Lynch mobs rise in post-revolution Egypt as people demand justice
Egypt’s political and economic instability has given rise to a growth in vigilante killings, with the lynching of suspected criminals becoming increasingly common in some rural areas.
Am Sabri’s son Mustafa,a 31 year old man from the Nile Delta, is one such recent victim of a public lynching, brutally murdered by an angry mob that allegedly took him for a thief, and hung him for display in broad daylight.
“The crowd thought he was a thief because he was mentally ill. The first blow came from behind on the back of his head, then part of his skull was hacked off. The second hit was to his chest – they cut him open,” the victim’s father told RT.
Unfortunately, Mustafa’s case is not unique. These brutal vigilante executions have been on the rise, with at least 17 cases reported only in the province of Sharqiya alone, since 2011’s revolution.
The most high profile killing in Sharqiya has been the son of a leading member of the Muslim Brotherhood political party, 16-year-old secondary school student Yussef Rabie Abdessalam, killed earlier in May. He was lynched by Qattawiya villagers for shooting a man that criticized the Brotherhood on the internet.
Online videos of the ‘rural justice’ show a pattern - an angry crowd viciously drags a man through the street, sets his corpse on fire and strings it up on a tree for public display, while the security forces remain absent from the scene.
Officials from the ruling Freedom and Justice party and the police admit that the authorities are reluctant to confront suspected mob killers, RT’s correspondent Bel Trew reports.
Egyptian Justice Minister Ahmed Mekki has condemned such killings in the media, saying that it “signifies the death of the state” as cited by Al Arabiya.
However, law enforcement officials have been accused of failing to control the situation, particularly when entire villages with thousands of people are involved in these vigilante mobs.
"When a whole village kills a man, do you think it is possible to arrest all 10 to 15,000 residents? Of course not," captain of the regional Belbies Police Station, Mohamed Farag, is quoted by local newspaper Ahram Online as saying.

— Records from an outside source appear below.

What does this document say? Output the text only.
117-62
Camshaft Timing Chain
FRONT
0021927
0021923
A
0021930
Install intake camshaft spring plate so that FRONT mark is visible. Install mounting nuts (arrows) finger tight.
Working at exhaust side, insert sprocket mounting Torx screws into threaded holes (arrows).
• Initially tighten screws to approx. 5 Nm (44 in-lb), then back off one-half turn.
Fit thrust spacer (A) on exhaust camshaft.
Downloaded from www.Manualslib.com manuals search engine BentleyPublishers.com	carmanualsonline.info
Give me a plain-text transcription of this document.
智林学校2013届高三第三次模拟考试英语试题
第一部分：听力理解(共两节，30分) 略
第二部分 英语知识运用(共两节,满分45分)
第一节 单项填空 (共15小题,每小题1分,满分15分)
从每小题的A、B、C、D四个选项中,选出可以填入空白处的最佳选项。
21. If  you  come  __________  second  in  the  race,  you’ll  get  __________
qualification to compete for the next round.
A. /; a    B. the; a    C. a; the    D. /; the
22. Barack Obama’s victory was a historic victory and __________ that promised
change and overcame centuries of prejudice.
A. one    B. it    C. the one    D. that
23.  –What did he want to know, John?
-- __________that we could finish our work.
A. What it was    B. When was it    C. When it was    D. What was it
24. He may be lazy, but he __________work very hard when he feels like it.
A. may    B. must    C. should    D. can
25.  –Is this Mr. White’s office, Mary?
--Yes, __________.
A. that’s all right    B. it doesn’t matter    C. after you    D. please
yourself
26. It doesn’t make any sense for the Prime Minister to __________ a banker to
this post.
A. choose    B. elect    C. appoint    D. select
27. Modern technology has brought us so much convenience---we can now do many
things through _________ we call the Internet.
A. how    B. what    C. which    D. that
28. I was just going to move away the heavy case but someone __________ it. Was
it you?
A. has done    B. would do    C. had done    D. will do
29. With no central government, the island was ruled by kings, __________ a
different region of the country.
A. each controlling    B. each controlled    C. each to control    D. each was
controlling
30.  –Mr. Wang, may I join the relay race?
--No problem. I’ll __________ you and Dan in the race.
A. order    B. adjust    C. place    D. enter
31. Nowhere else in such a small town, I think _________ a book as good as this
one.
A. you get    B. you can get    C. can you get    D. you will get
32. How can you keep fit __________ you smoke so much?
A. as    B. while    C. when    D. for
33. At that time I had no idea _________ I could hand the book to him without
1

These words are no consolation to the victim’s families who fear that the violence and injustice will continue.
“The local security chief said ‘give me one name and I will arrest him in 24 hours’. Now Mustafa has been dead for 50 days. And the security director has done nothing” said Sabri, the victim’s father.
Though such examples of mob justice are only arising in rural areas, many fear that the killings may spread to major cities.
The lynch mobs show the government’s failure to provide justice, rights advocate Karim Ennarah told RT.
“These increasing cases of lynches and communal violence, people taking justice into their own hands there are a visible sign of increasing lack of faith in the society, faith into the criminal justice system.”
The excessive use of force by police during protests and demonstrations has contributed to the negative attitudes now taken to the rule of law, both under the interim rule of the Supreme Council of the Armed Forces (SCAF) and the current Muslim Brotherhood President Mohamed Morsi.
“People in Egypt have always had a negative relationship with the police, and not a very good relationship with the judiciary. But that has become even worse after the revolution,” acknowledged Ennarah.
However, local leader of the Freedom and Justice party Ahmed Shehata, who personally knew one of the victims, says that the security situation is improving in post revolution Egypt.
“Egypt has experienced one of the best revolutions in history. The country is being healed very quickly. We are almost in a stable situation, there will be security. We have a plan for the economy and security of Egypt,” Shehata told RT.
Since the 2011 uprising that overthrew President Hosni Mubarak, the Muslim Brotherhood has established itself as the country’s ruling party, but has failed to make any reforms, Egyptian blogger and journalist Wael Eskandar told RT . He added that the government gives resources only to the elite to solidify the party’s power, but not to those who need help.
“The great danger is that no reforms are done…We have a horrible social security network. If you don’t want political unrest you have to feed people, you have to give them shelter, you have to solve their problems. This has not been the case with Muslim Brotherhood, they are just solidifying their rule, they are not sharing power with anyone.”